How much of his own self does a man own? How often does he have to surrender to the wishes of another for the fear of being mistaken 'impolite' or 'disrespectful'? How many times is wanting to be in-charge of domains that are exculsively his own misconstrued as indications of being 'stubborn' and 'self centered'? When is free will appreciated and when is it insolent? Devotion- must one be 'directed' to its hows and whens by the whims of society or should he be unfettered, to practice, preach and even discard it if he so desires for how potent will that prayer be that has'nt come from the heart, but has been 'instructed'?

Wednesday, April 29, 2009


It is a sad day today. My dog, Birdie, died. He had been with us for 13 years and was the fifth member of our family.
He will surely be missed-sorely.

Thursday, April 02, 2009


Uncle Sam leaves you baffled sometimes. The country that to many is the epitome of the "place they want to be in", of course is benign to visitors and soaks them in like a sponge. And this is where one encounters the biggest contradictions of all times. American people are quintessentially different from us, Indians. Americans are different from us in their approach to people, in the way they perceive family and friends...and strangers!
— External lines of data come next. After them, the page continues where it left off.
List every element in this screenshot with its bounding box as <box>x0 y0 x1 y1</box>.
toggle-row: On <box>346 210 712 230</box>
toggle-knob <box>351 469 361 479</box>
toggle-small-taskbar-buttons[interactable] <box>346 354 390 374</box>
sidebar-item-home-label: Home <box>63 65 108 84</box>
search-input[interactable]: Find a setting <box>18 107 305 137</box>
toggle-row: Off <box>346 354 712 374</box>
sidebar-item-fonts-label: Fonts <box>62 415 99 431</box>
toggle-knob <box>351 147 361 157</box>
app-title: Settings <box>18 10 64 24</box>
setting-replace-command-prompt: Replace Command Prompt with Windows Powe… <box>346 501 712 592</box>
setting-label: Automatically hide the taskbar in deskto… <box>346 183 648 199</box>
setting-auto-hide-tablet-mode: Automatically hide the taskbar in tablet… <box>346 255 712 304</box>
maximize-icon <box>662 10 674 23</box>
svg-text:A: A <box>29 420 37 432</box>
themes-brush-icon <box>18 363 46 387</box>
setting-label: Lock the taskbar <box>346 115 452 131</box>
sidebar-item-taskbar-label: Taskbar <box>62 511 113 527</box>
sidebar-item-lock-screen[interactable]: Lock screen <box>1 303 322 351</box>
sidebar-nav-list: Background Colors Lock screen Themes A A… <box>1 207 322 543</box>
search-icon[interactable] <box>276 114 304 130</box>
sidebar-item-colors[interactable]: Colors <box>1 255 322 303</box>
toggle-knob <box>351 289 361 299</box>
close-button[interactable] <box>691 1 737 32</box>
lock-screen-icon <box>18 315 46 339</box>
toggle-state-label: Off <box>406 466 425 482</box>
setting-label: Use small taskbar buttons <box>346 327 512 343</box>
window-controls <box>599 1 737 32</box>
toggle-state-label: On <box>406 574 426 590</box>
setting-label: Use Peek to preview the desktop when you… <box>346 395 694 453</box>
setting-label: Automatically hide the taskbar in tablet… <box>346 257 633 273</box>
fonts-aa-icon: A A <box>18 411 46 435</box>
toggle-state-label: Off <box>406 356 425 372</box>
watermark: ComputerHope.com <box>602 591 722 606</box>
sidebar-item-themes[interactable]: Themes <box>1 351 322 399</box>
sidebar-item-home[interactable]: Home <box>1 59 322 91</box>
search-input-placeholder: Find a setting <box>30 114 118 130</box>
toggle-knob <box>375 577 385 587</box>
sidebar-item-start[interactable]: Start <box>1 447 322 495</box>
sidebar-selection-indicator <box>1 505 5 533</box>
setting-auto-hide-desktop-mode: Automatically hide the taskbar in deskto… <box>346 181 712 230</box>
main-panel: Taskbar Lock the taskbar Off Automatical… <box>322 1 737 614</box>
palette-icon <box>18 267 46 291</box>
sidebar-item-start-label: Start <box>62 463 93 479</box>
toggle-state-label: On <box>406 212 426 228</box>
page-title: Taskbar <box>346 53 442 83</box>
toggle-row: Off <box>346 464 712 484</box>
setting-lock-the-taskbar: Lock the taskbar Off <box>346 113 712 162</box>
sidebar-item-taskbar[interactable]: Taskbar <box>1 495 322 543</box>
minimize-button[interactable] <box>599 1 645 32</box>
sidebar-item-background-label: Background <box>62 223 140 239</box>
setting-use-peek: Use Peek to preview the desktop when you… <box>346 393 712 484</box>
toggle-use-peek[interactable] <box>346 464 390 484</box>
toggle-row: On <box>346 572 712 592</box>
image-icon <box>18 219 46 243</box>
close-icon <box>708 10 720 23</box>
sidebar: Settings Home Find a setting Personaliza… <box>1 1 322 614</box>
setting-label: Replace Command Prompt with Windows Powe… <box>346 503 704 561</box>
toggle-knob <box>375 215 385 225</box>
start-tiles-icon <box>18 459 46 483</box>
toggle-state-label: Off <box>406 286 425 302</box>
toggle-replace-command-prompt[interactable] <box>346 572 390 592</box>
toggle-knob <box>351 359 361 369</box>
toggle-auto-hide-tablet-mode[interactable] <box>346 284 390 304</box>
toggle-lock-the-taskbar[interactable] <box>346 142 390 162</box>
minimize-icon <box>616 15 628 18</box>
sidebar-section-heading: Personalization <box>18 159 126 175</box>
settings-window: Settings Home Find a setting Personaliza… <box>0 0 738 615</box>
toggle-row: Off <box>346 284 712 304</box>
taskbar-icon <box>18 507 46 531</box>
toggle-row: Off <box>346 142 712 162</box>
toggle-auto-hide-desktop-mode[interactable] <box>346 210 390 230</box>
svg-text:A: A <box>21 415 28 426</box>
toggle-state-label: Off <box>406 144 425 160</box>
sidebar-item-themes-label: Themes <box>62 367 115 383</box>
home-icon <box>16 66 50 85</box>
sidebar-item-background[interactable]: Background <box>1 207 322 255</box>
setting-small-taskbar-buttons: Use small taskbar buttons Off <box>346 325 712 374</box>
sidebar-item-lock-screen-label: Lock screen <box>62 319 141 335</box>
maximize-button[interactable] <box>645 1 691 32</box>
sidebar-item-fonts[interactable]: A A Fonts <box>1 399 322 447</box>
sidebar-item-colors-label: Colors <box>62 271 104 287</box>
Go to any shop and u will find complete strangers, people you would never even bump into, not even accidently, giving you smiles and acknowledging you like they've known since eternity! And that is something I commend them with. They really are friendly. Well, most of them! We, in India don't do that. Smiling at strangers, particularly men to women, is offensive for us. We like to mind our own business when we don't know who we're around! And here lies the greatest irony of the two cultures. We are apathetic to people we don't know, but we love our kith and kin- without any strings attached. Parents walking into our rooms without knocking is 'not an invasion of our privacy', like it is, here, in America. We walk into a friends place when we so like- and we don't need an appoinment for it. We arrive an hour early for dinner and we don't hear "its rude to be early"!

Americans might lead a more priviledged life, economically, than most of us do, but we are happier, much much more than them, because togetherness is what makes us happy-happy and content. It is'nt a question of "we" or "them" really, its just how different two societies can be, and how different the roads they take in life.

Friday, January 30, 2009



A painting I made some time back


IMAGINATION

History fascinates me. And so do its soulful renditions in brick and mortar-the monuments, forts and palaces remnants of a glorious past, a tragic end or simply an innocuous existence. Each stone living and breathing, dying to tell a story. A story of the fair maidens and princesses that once pranced gaily in the labrynthines of its halls, chuckling and giggling, their resplendently colourful chunris flirting effortlessly with the wind. The clanging of the anklets, the splendour of their bejewelled forms. The innumerable court intrigues, machinations at their best. The chicanery of a few, the valiance of the many. The brilliance of an artist and the dexterity of his fingers, the turning of a desolate stone into a structure of arresting magnificence. The imagination that created this grandeur, and the imagination that still keeps it alive. My imagination. Your imagination.